Why should they even shed a dime off the price when us poor schlub taxpayers are the customer? I'm surprised they didn't raise the price. But they can get more back by sunset-ing the device in a year or two.
 
No Mac Pro (which hasn’t seen an update since 2013) and no Mac Mini (which hasn’t seen an update since 2014). No iPhone SE (which hasn’t seen any update outside of a storage bump since 2016). No standalone display and no AirPort because those departments were shut down (by the richest company in the world).

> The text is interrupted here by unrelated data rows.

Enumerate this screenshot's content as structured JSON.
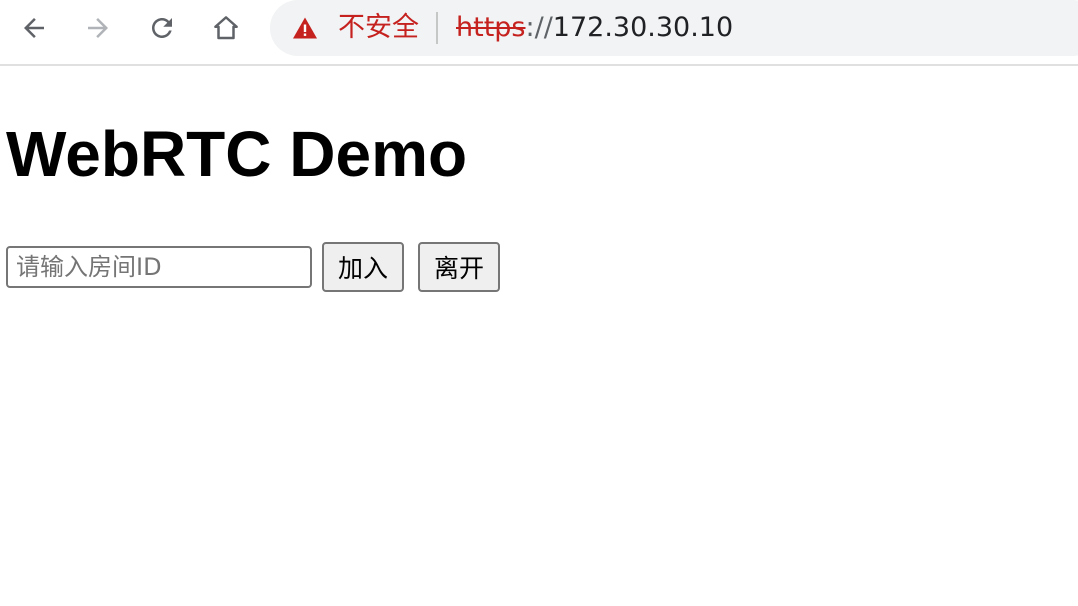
{
  "browser": {
    "nav": {
      "back": "back-arrow-icon",
      "forward": "forward-arrow-icon",
      "reload": "reload-icon",
      "home": "home-icon"
    },
    "omnibox": {
      "security_icon": "warning-triangle-icon",
      "security_label": "不安全",
      "url_scheme": "https",
      "url_separator": "://",
      "url_host": "172.30.30.10"
    },
    "colors": {
      "omnibox_bg": "#f1f3f4",
      "warning": "#c5221f"
    }
  },
  "page": {
    "title": "WebRTC Demo",
    "room_input": {
      "value": "",
      "placeholder": "请输入房间ID"
    },
    "join_button": "加入",
    "leave_button": "离开"
  }
}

But hey, we have new watch bands! That’s more important than all of the products mentioned above. Thanks, Tim! :rolleyes:

Touche! Well said!
 
These new capabilities in iWork make me wish i was a student again. I could took a physics class in collage and i had to write up very detailed lab notes. Lots of sketches and advanced formulas. I used MS Word 4.0 with Equation editor and it took a long time to get them to look good. The new Pages and built-in sketches feature would have made things much quicker. I read that Keynote has animation abilities and being able to build that into moving forces on a sketch could really have been fun.
I agree that Apple should bring back many of the features in past versions of iWork apps and iLife (I miss the built in special effects of iMovie that existed 11 years ago).

This is an interesting point. When I was in college and certainly during most of my professional career, you really had to use Microsoft Office if you wanted to get any real work done. As someone who now works in higher education, I can definitely say, though, that this is changing. MS Office files (.docx, .xlsx, .pptx) are still the default format (especially for file sharing), but I wonder how much of that is driven by the generational culture of administrators. In particular, I see younger employees embracing non-MS productivity options. Google's software suite, for instance, has become quite prevalent for lateral productivity (across the same rank), where the "formality" of Office isn't necessary. I've also noticed more students submitting work in Pages.

Hence, the new iPad, along with the changes to iWorks and cloud storage, seems like a really wise strategy. I imagine that the productivity landscape will look very different in 10 years when the current generation of secondary students are in the workplace. I suspect that, unlike our experience, it'll be a world of iWorks and Google Docs rather than MS Office.
 
This is an interesting point. When I was in college and certainly during most of my professional career, you really had to use Microsoft Office if you wanted to get any real work done. As someone who now works in higher education, I can definitely say, though, that this is changing. MS Office files (.docx, .xlsx, .pptx) are still the default format (especially for file sharing), but I wonder how much of that is driven by the generational culture of administrators. In particular, I see younger employees embracing non-MS productivity options. Google's software suite, for instance, has become quite prevalent for lateral productivity (across the same rank), where the "formality" of Office isn't necessary. I've also noticed more students submitting work in Pages.
My son submitted his last 3 college papers by exporting his google doc to pdf. Each google doc incorporated google sheet and google drawing via copy and paste. Much easier than MS Office and still MLA formatted!

But I still think Pages is wonderful, I like keynote, but Numbers - what a wreck.